Aaaand take a big, calming breath. Take another. And a third, final slow breath.
Start to make stretching a standard part of your week (or even a daily activity.) Here are some pointers from the Mayo Clinic about good stretching and safe stretching:
- Focus on major muscle groups, such as calves, thighs, hips, lower back, neck, and shoulders. Also focus on muscles and joints that you use routinely.
- Warm up first, or exercise first. It’s good to have a little blood flow going already – walk a few minutes, swing your arms or legs… or just stretch after exercise.

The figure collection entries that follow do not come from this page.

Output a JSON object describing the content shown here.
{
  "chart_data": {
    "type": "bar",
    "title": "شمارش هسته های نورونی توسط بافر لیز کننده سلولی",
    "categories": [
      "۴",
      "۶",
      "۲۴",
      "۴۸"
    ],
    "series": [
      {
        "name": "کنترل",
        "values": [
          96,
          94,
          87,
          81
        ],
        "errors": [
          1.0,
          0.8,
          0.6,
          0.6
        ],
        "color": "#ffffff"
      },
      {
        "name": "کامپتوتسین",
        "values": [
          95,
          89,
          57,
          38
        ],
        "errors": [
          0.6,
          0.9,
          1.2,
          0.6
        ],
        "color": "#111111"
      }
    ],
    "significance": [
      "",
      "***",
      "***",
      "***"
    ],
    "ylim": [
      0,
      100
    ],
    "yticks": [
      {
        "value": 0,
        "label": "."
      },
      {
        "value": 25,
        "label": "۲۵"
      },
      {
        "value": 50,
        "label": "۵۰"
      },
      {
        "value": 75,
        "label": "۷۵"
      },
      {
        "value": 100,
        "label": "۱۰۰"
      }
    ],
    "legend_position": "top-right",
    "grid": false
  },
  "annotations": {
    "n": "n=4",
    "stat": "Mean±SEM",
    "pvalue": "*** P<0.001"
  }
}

- Pace yourself. Reach slowly – don’t thrust too fast or too roughly into a position; hold about 30 seconds, relax, repeat. Do 3-4 times.
- Don’t bounce! This can actually cause small tears in your muscle (not the good kind used to build muscle), which can leave scar tissue, thereby tightening the muscle more as it tries to heal. This can lead to less flexibility and make you more prone to pain.
- It shouldn’t hurt. Expect tension, but not pain. If it hurts, you’ve gone too far, so back off a little and hold on that edge.
- Relax and breathe – don’t hold your breath.
- Ultimately, it’s up to you how often you stretch. But it’s good to try to stretch after exercising, or at least 3 times a week. You may want to do it more if you have tight joints or muscles.
- Know when to exercise caution. Don’t damage anything! Learn what feels right, and listen to your body.
I hope that about sums it all up for you! Have a great week!